Here Callicles is ridiculing ‘philosophy’ for its detachment from the world, its impractical nature, something much more closely suggestive of wisdom in the negative sense, rather than understanding.

And the priests, because they enjoyed such conditions of life, discovered for the body the aid which the medical art affords, not that which uses dangerous drugs, but drugs of such a nature that they are as harmless as daily food, yet in their effects are so beneficial that all men agree the Egyptians are the healthiest and most long of life among men; and then for the soul they introduced philosophy’s training, a pursuit which has the power, not only to establish laws, but also to investigate the nature of the universe. Isocrates, Speeches and Letters 11.20

Here Isocrates speaks of the ‘philosophy’ of the Egyptians, and places it in the context of the knowledge of the priests and their use of drugs (really pharmakon which is ‘potion’, with connotations of magic). Wisdom more accurately translates the ‘sophos’ of the Egyptians.

The trouble is that wisdom itself, is something we associate with sayings like, “A penny saved is a penny earned”.

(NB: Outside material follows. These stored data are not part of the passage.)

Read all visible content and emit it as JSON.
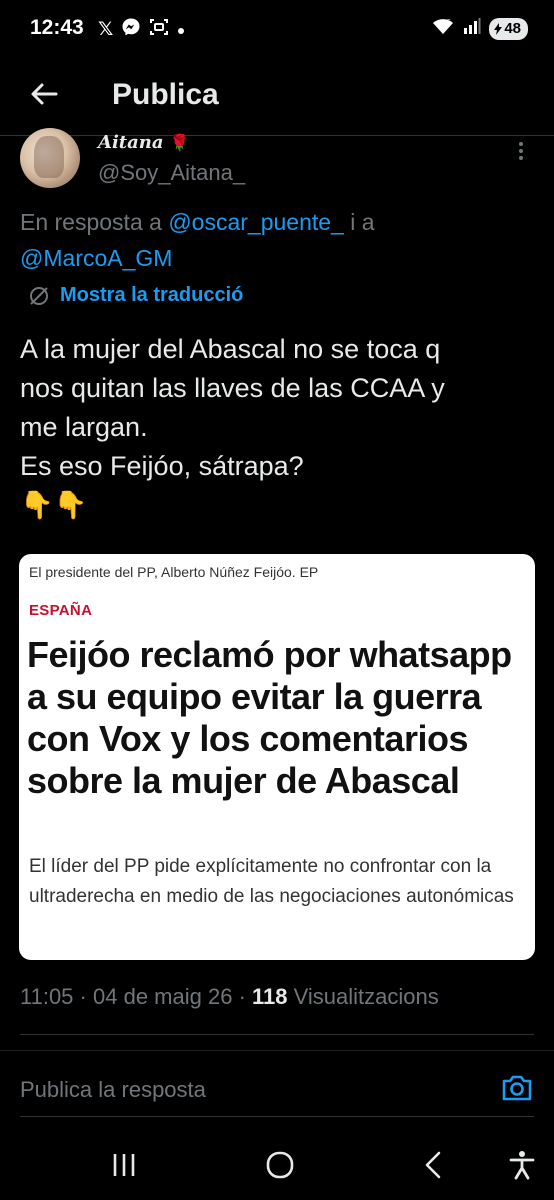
{
  "status_bar": {
    "time": "12:43",
    "icons": [
      "x-icon",
      "messenger-icon",
      "scan-icon",
      "dot-icon"
    ],
    "right_icons": [
      "wifi-icon",
      "signal-icon"
    ],
    "battery": "48"
  },
  "header": {
    "title": "Publica",
    "back_icon": "arrow-left-icon"
  },
  "author": {
    "display_name": "Aitana",
    "emoji": "🌹",
    "handle": "@Soy_Aitana_"
  },
  "reply_to": {
    "prefix": "En resposta a",
    "mention1": "@oscar_puente_",
    "joiner": "i a",
    "mention2": "@MarcoA_GM"
  },
  "translate": {
    "label": "Mostra la traducció",
    "icon": "globe-slash-icon"
  },
  "tweet": {
    "text": "A la mujer del Abascal no se toca q\nnos quitan las llaves de las CCAA y\nme largan.\nEs eso Feijóo, sátrapa?\n👇👇"
  },
  "card": {
    "caption": "El presidente del PP, Alberto Núñez Feijóo. EP",
    "kicker": "ESPAÑA",
    "title": "Feijóo reclamó por whatsapp a su equipo evitar la guerra con Vox y los comentarios sobre la mujer de Abascal",
    "subtitle": "El líder del PP pide explícitamente no confrontar con la ultraderecha en medio de las negociaciones autonómicas"
  },
  "meta": {
    "time": "11:05",
    "date": "04 de maig 26",
    "views_count": "118",
    "views_label": "Visualitzacions"
  },
  "reply_bar": {
    "placeholder": "Publica la resposta",
    "camera_icon": "camera-icon"
  },
  "nav": [
    "recents-icon",
    "home-icon",
    "back-icon",
    "accessibility-icon"
  ],
  "colors": {
    "background": "#000000",
    "accent": "#1d9bf0",
    "muted": "#71767b",
    "text": "#e7e9ea",
    "kicker_red": "#c8102e"
  }
}
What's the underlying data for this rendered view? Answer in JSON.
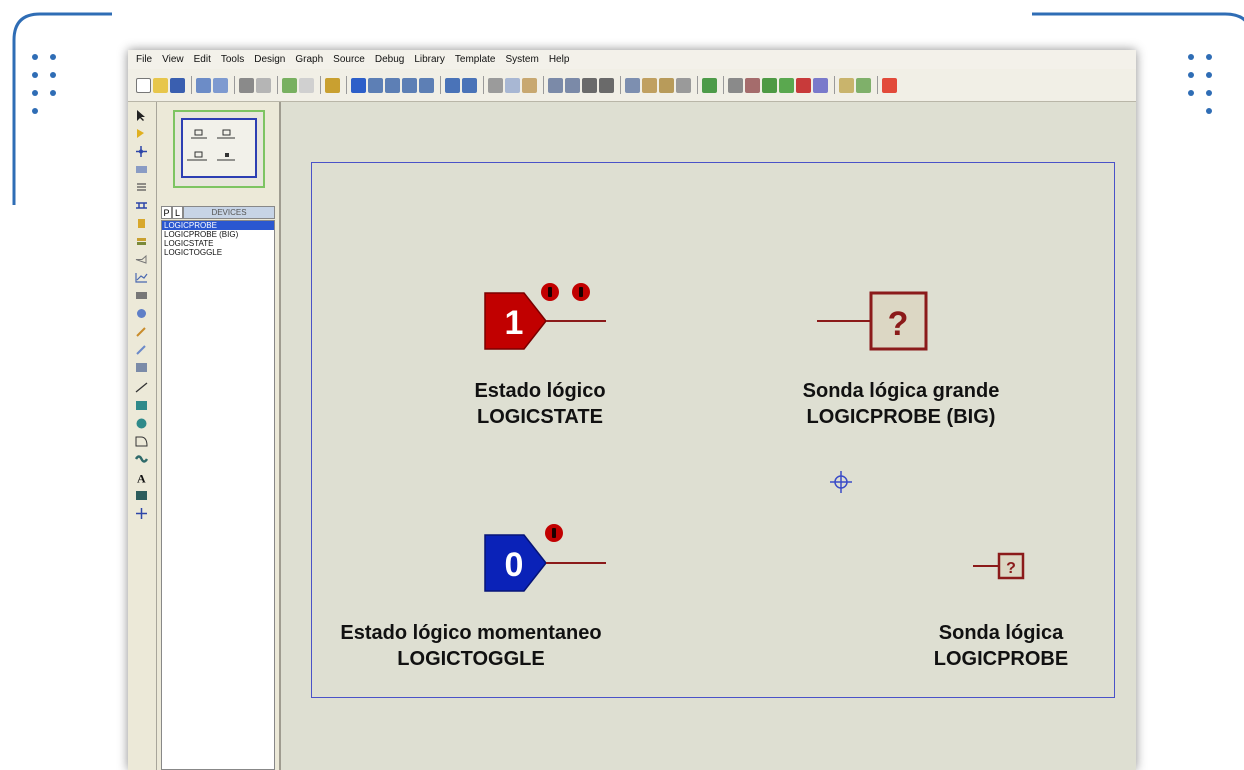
{
  "menu": [
    "File",
    "View",
    "Edit",
    "Tools",
    "Design",
    "Graph",
    "Source",
    "Debug",
    "Library",
    "Template",
    "System",
    "Help"
  ],
  "panel": {
    "tab_p": "P",
    "tab_l": "L",
    "tab_devices": "DEVICES",
    "devices": [
      "LOGICPROBE",
      "LOGICPROBE (BIG)",
      "LOGICSTATE",
      "LOGICTOGGLE"
    ],
    "selected_index": 0
  },
  "components": {
    "logicstate": {
      "symbol_text": "1",
      "title": "Estado lógico",
      "name": "LOGICSTATE"
    },
    "logicprobe_big": {
      "symbol_text": "?",
      "title": "Sonda lógica grande",
      "name": "LOGICPROBE (BIG)"
    },
    "logictoggle": {
      "symbol_text": "0",
      "title": "Estado lógico momentaneo",
      "name": "LOGICTOGGLE"
    },
    "logicprobe": {
      "symbol_text": "?",
      "title": "Sonda lógica",
      "name": "LOGICPROBE"
    }
  },
  "colors": {
    "deco_accent": "#2f6db5",
    "state_red": "#c10000",
    "toggle_blue": "#0a22b8",
    "probe_border": "#8b1a1a",
    "sheet_border": "#4a52c8",
    "canvas_bg": "#dedfd2"
  }
}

Perhaps the trouble is that you associate wisdom with these kinds of sayings, that you do not understand what wisdom means.

Dunamis

The fact remains that however you stretch the meaning of “wisdom” most of the philosophy that has been written by philosophers Leibniz, or Descartes, let alone J.L. Austin, or W.V. Quine or Saul Kripke, can be called “wisdom”. So, are they philosophers?

Kennethamy,

“So, are they philosophers?”

I suppose this means you have given up the slap-dash opinion that the love of wisdom is an improper translation of the Greek word philosophia. Beyond that though, it is a very good question, and certainly up for debate. Has a fundamental shift occurred that has turned philosophia into philosophy, and if so, has philosophy suffered or gained by it? I honestly don’t know the definitive answer to that question. It is a profound one. (My personal suspicion is that they are, we all are philosophers to the degree that we question our antecedents, our inherited beliefs, the world-we-are-thrown-into, and fashion through our contemplation an understanding, that in some way reveals the world anew and more powerfully conceived.)

But it would be a mistake I think to reduce the efforts of early philosophy to the love of simple “understanding”, as we would mean the term.

Dunamis

By no means have I gone back on my skepticism that is the right translation. Indeed, what I am asking is how anyone can hold that philosophy is “love of wisdom” and in any recognizable sense of wisdom, maintain that Quine’s discussion of the indeterminacy of meaning, or that Austin’s essay, “Ifs and Cans” fits into that definition. As a consequence you are faced with deciding whether the view that philosophy is the love of wisdom is correct, or whether J. L. Austin and Quine are philosophers.

Kennethamy,

“By no means have I gone back on my skepticism that is the right translation.”

Do you read Greek? Should we treat the expertise with which you hold matters of translation, the same as we treat your expertise with which you hold matters of philosophical theory?